Reforming tax reliefs and bonds
The report says social enterprises have raised just over £11m thanks to the incentives provided by Social Investment Tax Relief (SITR), which was introduced in 2014. This figure is “underwhelming”, it says, and represents around 6% of the total estimated when SITR was launched.
It continues: “It is my view that this tax relief should be removed in the budget, and government should work with the social enterprise sector to develop alternative policies, particularly around procurement, to help incentivise more trade rather than just investment capital.”
SITR allows an investor to claim back 30% of the value of an unsecured loan to an eligible charity against their tax bill. The relief is only open to individual investors.
Earlier this year, social investment experts successfully lobbied for SITR to be extended to 2023.
The report is also critical of the performance of social impact bonds, which have raised £73m in investment capital compared with the projected £1bn targeted by then charities minister Rob Wilson. This is described as a “remarkable failure”.
Responsibility for social investment policy should be moved from the charity minister and given to the small business minister at the Department for Business, Enterprise and Industrial Strategy, the report suggests.
‘Tens of billions’
Gareth Davies said: “The UK social investment sector has grown substantially in recent years in property investments, liquid social bonds and through lending activities.

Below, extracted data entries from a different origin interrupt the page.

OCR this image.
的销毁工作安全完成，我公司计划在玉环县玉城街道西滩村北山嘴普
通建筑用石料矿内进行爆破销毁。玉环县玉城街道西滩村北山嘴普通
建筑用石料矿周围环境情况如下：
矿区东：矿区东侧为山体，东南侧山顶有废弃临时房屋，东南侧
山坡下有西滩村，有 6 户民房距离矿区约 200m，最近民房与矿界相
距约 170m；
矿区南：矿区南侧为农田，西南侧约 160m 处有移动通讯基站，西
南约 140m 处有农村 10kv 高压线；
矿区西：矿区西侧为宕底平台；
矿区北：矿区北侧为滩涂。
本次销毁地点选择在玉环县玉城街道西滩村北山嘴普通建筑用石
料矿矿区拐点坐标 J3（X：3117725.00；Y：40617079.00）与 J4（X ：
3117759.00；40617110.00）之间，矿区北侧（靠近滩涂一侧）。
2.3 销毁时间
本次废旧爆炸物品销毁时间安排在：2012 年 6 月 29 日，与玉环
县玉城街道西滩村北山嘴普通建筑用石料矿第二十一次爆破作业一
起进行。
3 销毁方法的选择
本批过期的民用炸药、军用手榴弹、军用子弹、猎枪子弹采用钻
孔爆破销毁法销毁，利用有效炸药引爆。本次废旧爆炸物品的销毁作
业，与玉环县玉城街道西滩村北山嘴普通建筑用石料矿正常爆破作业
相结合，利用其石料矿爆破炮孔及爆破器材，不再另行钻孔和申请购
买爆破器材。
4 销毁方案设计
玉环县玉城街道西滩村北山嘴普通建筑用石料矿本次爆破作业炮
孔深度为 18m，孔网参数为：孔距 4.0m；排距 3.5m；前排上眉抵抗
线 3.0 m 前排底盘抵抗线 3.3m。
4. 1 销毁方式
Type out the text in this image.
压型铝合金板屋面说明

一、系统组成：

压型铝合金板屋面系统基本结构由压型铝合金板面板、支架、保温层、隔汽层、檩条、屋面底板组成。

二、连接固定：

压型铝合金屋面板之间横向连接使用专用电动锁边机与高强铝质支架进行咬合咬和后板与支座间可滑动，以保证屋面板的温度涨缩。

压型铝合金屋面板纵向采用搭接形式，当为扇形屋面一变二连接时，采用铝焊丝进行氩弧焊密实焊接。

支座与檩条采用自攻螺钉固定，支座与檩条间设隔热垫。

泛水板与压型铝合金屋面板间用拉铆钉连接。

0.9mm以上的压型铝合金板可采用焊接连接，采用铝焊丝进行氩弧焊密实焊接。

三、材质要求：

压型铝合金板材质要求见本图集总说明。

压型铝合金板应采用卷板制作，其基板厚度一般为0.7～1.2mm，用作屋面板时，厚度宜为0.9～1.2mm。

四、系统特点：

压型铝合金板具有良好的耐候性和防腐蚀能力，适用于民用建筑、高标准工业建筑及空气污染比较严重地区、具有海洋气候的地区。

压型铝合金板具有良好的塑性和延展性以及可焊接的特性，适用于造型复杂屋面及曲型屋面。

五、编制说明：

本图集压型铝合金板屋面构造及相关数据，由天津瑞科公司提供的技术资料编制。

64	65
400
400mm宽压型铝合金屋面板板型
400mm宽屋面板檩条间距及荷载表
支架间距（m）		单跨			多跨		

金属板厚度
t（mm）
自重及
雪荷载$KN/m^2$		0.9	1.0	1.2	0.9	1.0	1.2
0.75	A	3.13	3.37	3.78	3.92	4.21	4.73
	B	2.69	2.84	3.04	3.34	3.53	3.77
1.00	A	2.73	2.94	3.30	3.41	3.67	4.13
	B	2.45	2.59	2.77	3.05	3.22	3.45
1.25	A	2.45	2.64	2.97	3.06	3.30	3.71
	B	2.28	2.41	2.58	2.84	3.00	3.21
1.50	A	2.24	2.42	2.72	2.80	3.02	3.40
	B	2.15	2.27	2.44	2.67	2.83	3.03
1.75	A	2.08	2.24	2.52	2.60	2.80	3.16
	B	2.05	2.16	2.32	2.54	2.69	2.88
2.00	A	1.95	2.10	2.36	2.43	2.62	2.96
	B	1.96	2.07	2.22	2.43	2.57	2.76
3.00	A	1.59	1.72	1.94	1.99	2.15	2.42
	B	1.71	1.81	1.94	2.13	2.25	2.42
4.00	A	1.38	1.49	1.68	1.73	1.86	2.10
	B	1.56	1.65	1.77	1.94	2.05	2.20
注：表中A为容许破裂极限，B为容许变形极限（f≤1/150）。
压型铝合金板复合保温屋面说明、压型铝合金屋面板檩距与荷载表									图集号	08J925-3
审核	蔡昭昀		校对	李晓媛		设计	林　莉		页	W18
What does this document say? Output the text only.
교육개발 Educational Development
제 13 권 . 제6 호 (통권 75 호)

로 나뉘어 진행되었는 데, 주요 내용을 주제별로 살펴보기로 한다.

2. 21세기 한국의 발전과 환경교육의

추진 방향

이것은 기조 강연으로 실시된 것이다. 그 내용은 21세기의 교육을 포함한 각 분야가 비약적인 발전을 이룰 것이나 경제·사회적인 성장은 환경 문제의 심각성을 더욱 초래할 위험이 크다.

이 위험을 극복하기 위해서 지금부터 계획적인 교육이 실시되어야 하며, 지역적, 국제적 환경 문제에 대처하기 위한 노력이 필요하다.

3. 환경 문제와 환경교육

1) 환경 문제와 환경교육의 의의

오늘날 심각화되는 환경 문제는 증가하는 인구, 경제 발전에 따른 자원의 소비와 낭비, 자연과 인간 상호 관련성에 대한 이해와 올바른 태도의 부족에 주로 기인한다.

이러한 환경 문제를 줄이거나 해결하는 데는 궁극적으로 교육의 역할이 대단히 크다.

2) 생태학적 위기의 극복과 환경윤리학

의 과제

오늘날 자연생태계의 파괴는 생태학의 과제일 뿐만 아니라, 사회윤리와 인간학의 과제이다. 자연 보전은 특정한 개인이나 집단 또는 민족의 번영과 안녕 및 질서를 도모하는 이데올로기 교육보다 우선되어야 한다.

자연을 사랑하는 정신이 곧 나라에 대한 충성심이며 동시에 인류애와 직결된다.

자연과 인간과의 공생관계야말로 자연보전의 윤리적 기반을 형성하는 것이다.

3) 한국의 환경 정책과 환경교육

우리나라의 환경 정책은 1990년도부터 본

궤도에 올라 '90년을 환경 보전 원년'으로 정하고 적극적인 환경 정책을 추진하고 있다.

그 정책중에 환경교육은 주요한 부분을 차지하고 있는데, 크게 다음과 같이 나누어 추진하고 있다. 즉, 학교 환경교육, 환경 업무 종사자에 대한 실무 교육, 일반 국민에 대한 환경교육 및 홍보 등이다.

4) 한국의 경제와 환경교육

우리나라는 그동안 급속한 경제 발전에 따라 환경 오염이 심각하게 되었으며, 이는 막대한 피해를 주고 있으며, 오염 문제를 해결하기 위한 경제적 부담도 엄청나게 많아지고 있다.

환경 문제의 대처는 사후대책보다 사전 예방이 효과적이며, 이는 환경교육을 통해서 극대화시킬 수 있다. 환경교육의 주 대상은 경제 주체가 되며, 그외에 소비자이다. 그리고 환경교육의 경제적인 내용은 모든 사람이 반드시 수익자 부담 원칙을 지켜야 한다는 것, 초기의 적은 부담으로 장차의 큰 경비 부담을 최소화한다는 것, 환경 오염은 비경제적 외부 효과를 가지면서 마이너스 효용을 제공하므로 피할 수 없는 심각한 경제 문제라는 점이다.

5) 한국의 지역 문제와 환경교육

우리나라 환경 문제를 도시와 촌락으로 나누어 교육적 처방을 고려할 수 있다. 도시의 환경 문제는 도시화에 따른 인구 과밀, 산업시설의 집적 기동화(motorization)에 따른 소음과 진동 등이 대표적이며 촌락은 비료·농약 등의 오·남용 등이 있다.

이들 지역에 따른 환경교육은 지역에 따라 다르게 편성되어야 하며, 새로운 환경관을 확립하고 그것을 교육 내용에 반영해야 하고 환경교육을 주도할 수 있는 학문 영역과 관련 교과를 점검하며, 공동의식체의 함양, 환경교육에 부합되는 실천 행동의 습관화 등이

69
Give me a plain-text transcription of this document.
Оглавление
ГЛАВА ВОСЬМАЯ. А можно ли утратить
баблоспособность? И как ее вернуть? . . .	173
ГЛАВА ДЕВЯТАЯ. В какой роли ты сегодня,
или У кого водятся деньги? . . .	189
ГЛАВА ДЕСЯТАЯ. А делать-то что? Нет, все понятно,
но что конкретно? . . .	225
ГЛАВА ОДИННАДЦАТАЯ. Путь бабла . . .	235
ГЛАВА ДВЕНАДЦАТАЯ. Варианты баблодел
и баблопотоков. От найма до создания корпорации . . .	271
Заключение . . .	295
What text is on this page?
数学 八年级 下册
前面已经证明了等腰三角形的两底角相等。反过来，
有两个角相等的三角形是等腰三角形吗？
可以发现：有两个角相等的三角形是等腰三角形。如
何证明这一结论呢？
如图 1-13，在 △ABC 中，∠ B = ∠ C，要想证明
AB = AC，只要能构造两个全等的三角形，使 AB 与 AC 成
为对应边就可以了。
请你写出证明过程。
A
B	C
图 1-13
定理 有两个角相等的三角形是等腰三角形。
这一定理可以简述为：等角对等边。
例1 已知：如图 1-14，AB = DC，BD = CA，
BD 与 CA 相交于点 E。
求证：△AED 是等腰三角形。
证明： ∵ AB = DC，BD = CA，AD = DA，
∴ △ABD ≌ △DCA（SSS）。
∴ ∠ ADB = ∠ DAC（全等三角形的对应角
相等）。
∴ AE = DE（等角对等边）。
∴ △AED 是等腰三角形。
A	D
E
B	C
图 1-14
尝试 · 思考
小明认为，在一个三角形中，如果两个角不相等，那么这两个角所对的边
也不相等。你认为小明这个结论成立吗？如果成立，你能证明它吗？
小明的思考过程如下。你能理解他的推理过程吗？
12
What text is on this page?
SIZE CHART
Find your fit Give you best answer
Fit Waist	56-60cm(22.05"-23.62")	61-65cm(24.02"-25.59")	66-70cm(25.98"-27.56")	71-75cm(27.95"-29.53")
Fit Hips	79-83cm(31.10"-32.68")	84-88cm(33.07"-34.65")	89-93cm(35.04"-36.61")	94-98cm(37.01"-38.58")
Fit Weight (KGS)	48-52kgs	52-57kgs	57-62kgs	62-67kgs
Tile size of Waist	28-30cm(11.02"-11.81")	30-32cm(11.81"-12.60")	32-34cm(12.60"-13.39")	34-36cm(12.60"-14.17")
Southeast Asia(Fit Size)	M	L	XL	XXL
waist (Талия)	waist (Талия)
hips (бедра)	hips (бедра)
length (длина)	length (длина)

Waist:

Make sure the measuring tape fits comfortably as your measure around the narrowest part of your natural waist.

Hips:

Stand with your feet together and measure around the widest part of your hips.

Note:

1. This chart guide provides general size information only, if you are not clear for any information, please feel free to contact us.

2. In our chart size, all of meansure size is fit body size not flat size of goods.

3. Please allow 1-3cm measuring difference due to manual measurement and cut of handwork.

“However, so-called ‘social impact bonds’ have failed to raise investment capital at scale and the Social Investment Tax Relief has been ineffective at incentivising investment into the sector.
“A rethink and refocus is needed to truly realise the potential of the social investment market. First, by making clear the difference between philanthropy and investment, and secondly by reframing existing support and institutions aiming at mobilising private capital towards the growing corporate social debt markets.
“If we do this, literally tens of billions in new investment could be raised to help fund the national levelling up agenda.”